TL;DR:
The volume of prediction markets grew more than 130 times in under two years. According to a joint report by Dune and Keyrock, monthly notional volume rose from less than $100 million in early 2024 to more than $13 billion by late 2025. This confirms that they have ceased to be a marginal experiment within the crypto industry and have become an asset class with significant participation and rising institutional attention.
Liquidity and user acquisition are no longer the main obstacles. The new limiting factor is trust, and within that concept, resolution architecture holds a central place.
In most current designs, a market is tied to a specific question in an oracle with explicit resolution criteria. Users trade conditional outcome tokens that can only be redeemed once the oracle finalizes the result. Optimistic oracle designs assume correctness by default, but require the proposer to post an economic bond. That bond creates a real financial cost for anyone attempting to submit an incorrect answer.
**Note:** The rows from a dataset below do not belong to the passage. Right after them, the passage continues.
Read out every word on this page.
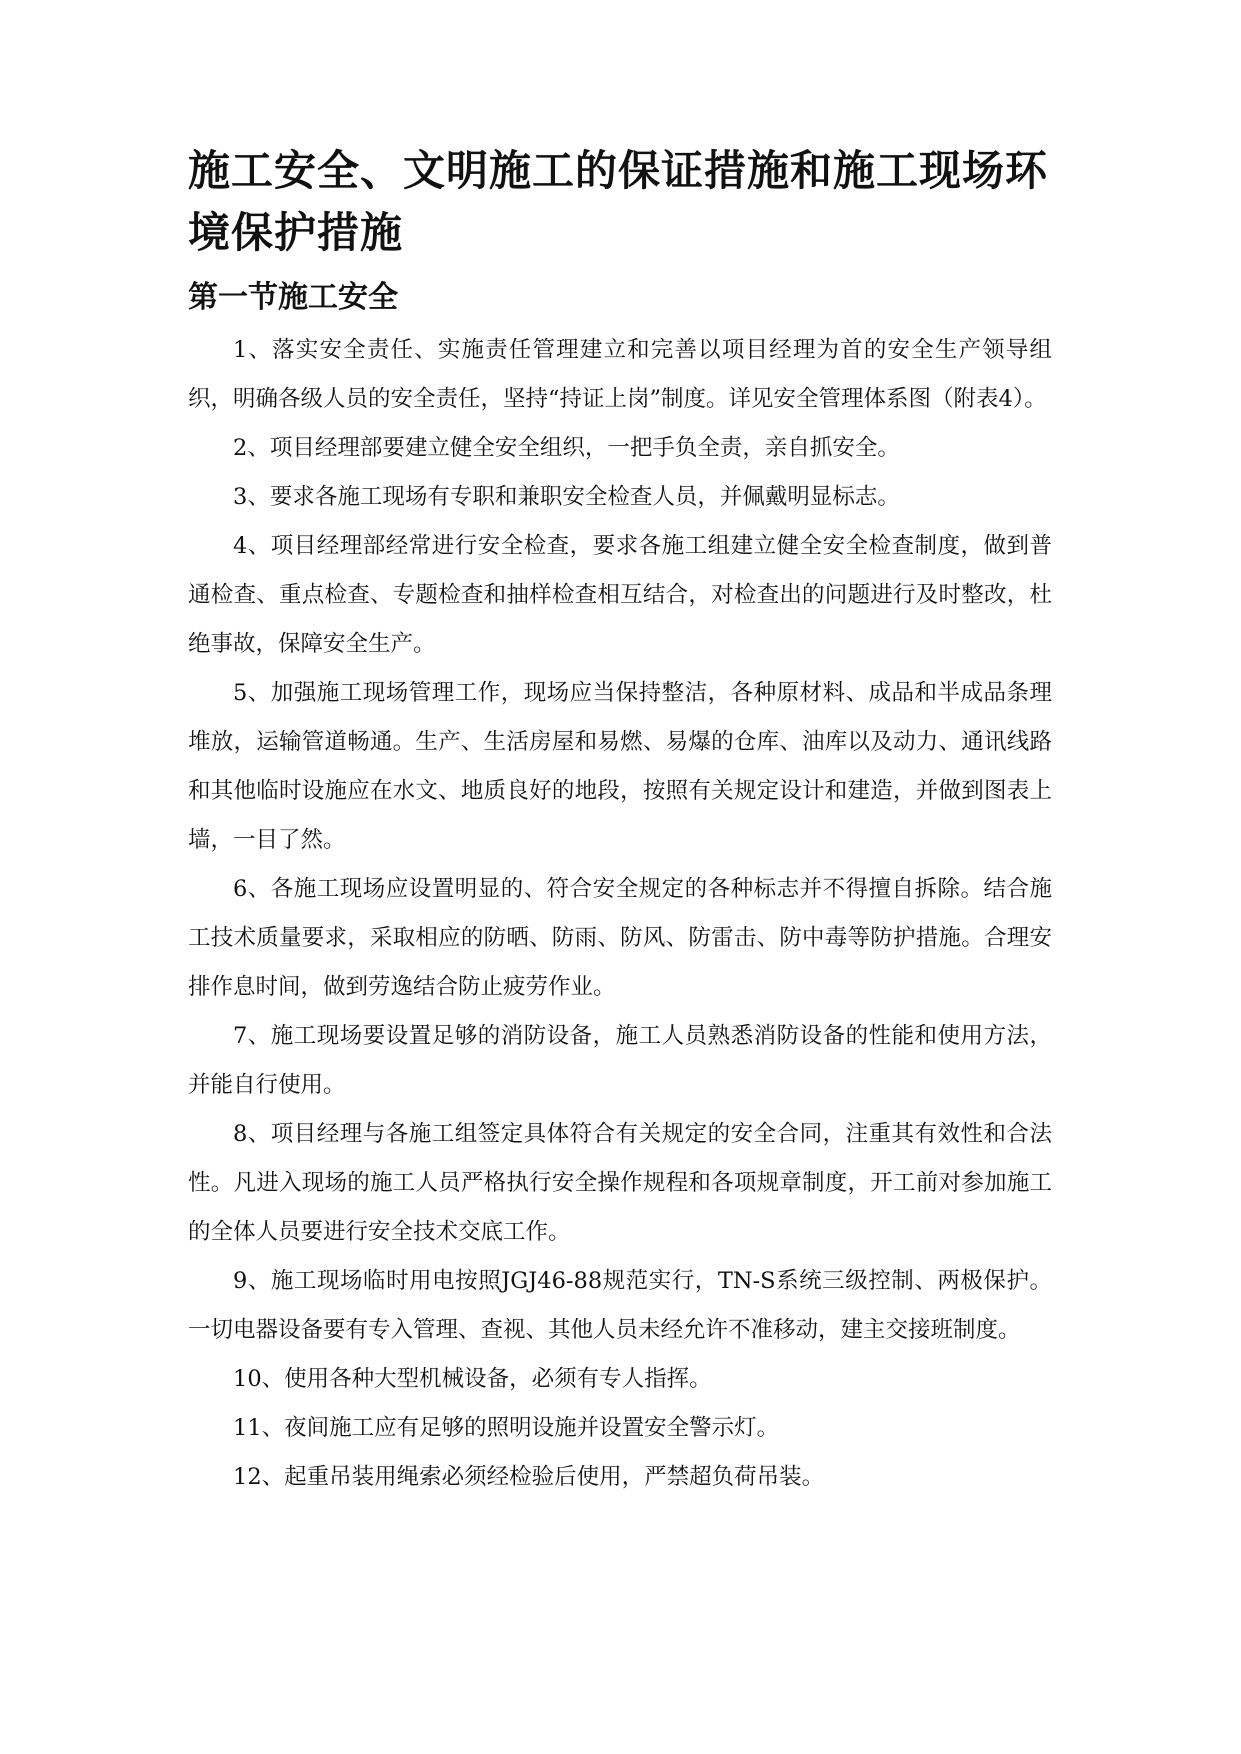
施工安全、文明施工的保证措施和施工现场环境保护措施
第一节施工安全

1、落实安全责任、实施责任管理建立和完善以项目经理为首的安全生产领导组织，明确各级人员的安全责任，坚持“持证上岗”制度。详见安全管理体系图（附表4）。

2、项目经理部要建立健全安全组织，一把手负全责，亲自抓安全。

3、要求各施工现场有专职和兼职安全检查人员，并佩戴明显标志。

4、项目经理部经常进行安全检查，要求各施工组建立健全安全检查制度，做到普通检查、重点检查、专题检查和抽样检查相互结合，对检查出的问题进行及时整改，杜绝事故，保障安全生产。

5、加强施工现场管理工作，现场应当保持整洁，各种原材料、成品和半成品条理堆放，运输管道畅通。生产、生活房屋和易燃、易爆的仓库、油库以及动力、通讯线路和其他临时设施应在水文、地质良好的地段，按照有关规定设计和建造，并做到图表上墙，一目了然。

6、各施工现场应设置明显的、符合安全规定的各种标志并不得擅自拆除。结合施工技术质量要求，采取相应的防晒、防雨、防风、防雷击、防中毒等防护措施。合理安排作息时间，做到劳逸结合防止疲劳作业。

7、施工现场要设置足够的消防设备，施工人员熟悉消防设备的性能和使用方法，并能自行使用。

8、项目经理与各施工组签定具体符合有关规定的安全合同，注重其有效性和合法性。凡进入现场的施工人员严格执行安全操作规程和各项规章制度，开工前对参加施工的全体人员要进行安全技术交底工作。

9、施工现场临时用电按照JGJ46-88规范实行，TN-S系统三级控制、两极保护。一切电器设备要有专入管理、查视、其他人员未经允许不准移动，建主交接班制度。

10、使用各种大型机械设备，必须有专人指挥。

11、夜间施工应有足够的照明设施并设置安全警示灯。

12、起重吊装用绳索必须经检验后使用，严禁超负荷吊装。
If a dispute arises, the case escalates to an arbitration system where decentralized juries determine the outcome. This mechanism turns resolution into auditable financial infrastructure, not a discretionary decision.
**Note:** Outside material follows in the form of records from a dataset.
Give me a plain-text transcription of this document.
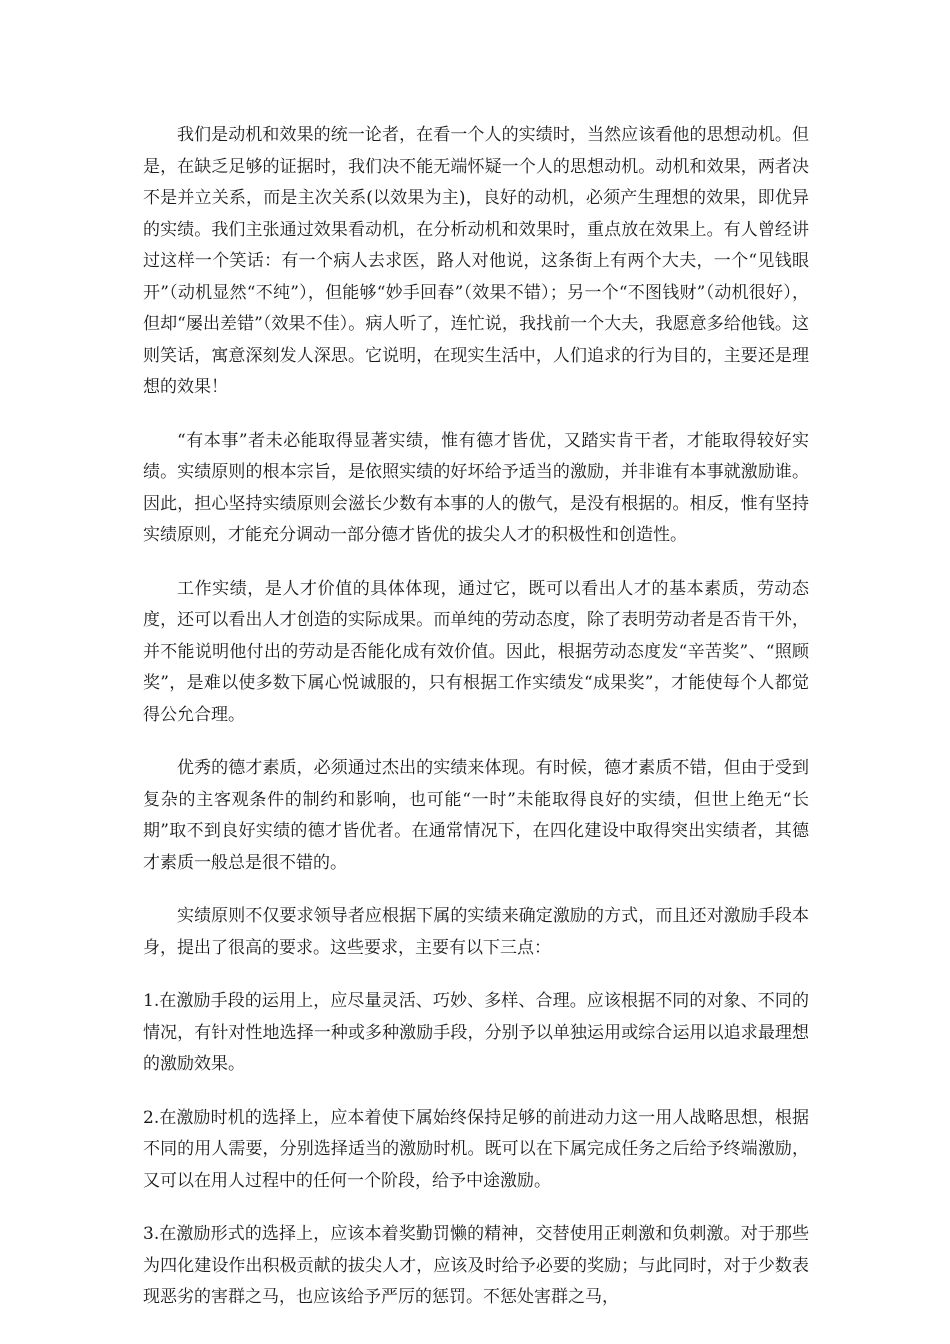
我们是动机和效果的统一论者，在看一个人的实绩时，当然应该看他的思想动机。但是，在缺乏足够的证据时，我们决不能无端怀疑一个人的思想动机。动机和效果，两者决不是并立关系，而是主次关系(以效果为主)，良好的动机，必须产生理想的效果，即优异的实绩。我们主张通过效果看动机，在分析动机和效果时，重点放在效果上。有人曾经讲过这样一个笑话：有一个病人去求医，路人对他说，这条街上有两个大夫，一个“见钱眼开”（动机显然“不纯”），但能够“妙手回春”（效果不错）；另一个“不图钱财”（动机很好），但却“屡出差错”（效果不佳）。病人听了，连忙说，我找前一个大夫，我愿意多给他钱。这则笑话，寓意深刻发人深思。它说明，在现实生活中，人们追求的行为目的，主要还是理想的效果！

“有本事”者未必能取得显著实绩，惟有德才皆优，又踏实肯干者，才能取得较好实绩。实绩原则的根本宗旨，是依照实绩的好坏给予适当的激励，并非谁有本事就激励谁。因此，担心坚持实绩原则会滋长少数有本事的人的傲气，是没有根据的。相反，惟有坚持实绩原则，才能充分调动一部分德才皆优的拔尖人才的积极性和创造性。

工作实绩，是人才价值的具体体现，通过它，既可以看出人才的基本素质，劳动态度，还可以看出人才创造的实际成果。而单纯的劳动态度，除了表明劳动者是否肯干外，并不能说明他付出的劳动是否能化成有效价值。因此，根据劳动态度发“辛苦奖”、“照顾奖”，是难以使多数下属心悦诚服的，只有根据工作实绩发“成果奖”，才能使每个人都觉得公允合理。

优秀的德才素质，必须通过杰出的实绩来体现。有时候，德才素质不错，但由于受到复杂的主客观条件的制约和影响，也可能“一时”未能取得良好的实绩，但世上绝无“长期”取不到良好实绩的德才皆优者。在通常情况下，在四化建设中取得突出实绩者，其德才素质一般总是很不错的。

实绩原则不仅要求领导者应根据下属的实绩来确定激励的方式，而且还对激励手段本身，提出了很高的要求。这些要求，主要有以下三点：

1.在激励手段的运用上，应尽量灵活、巧妙、多样、合理。应该根据不同的对象、不同的情况，有针对性地选择一种或多种激励手段，分别予以单独运用或综合运用以追求最理想的激励效果。

2.在激励时机的选择上，应本着使下属始终保持足够的前进动力这一用人战略思想，根据不同的用人需要，分别选择适当的激励时机。既可以在下属完成任务之后给予终端激励，又可以在用人过程中的任何一个阶段，给予中途激励。

3.在激励形式的选择上，应该本着奖勤罚懒的精神，交替使用正刺激和负刺激。对于那些为四化建设作出积极贡献的拔尖人才，应该及时给予必要的奖励；与此同时，对于少数表现恶劣的害群之马，也应该给予严厉的惩罚。不惩处害群之马，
David Azubike, lead analyst at Blocksquare, argues that this transition replicates what happened with custody, execution and settlement in earlier stages of the crypto ecosystem: functions that began as product features and ended up becoming system properties that institutions demand to be predictable.
Prediction markets are expanding into increasingly complex domains: sports, politics and macroeconomics, all with outcomes susceptible to interpretation. As the surface area for ambiguity grows, the frequency of disputes increases as well.

When resolution is slow or arbitrary, serious capital retreats toward the most visible markets and abandons the rest. By contrast, when rules are explicit, bond sizes scale with open interest and resolution latency is treated as a product metric, prediction markets stop behaving like speculative instruments and begin functioning as financial systems in which users place structural trust.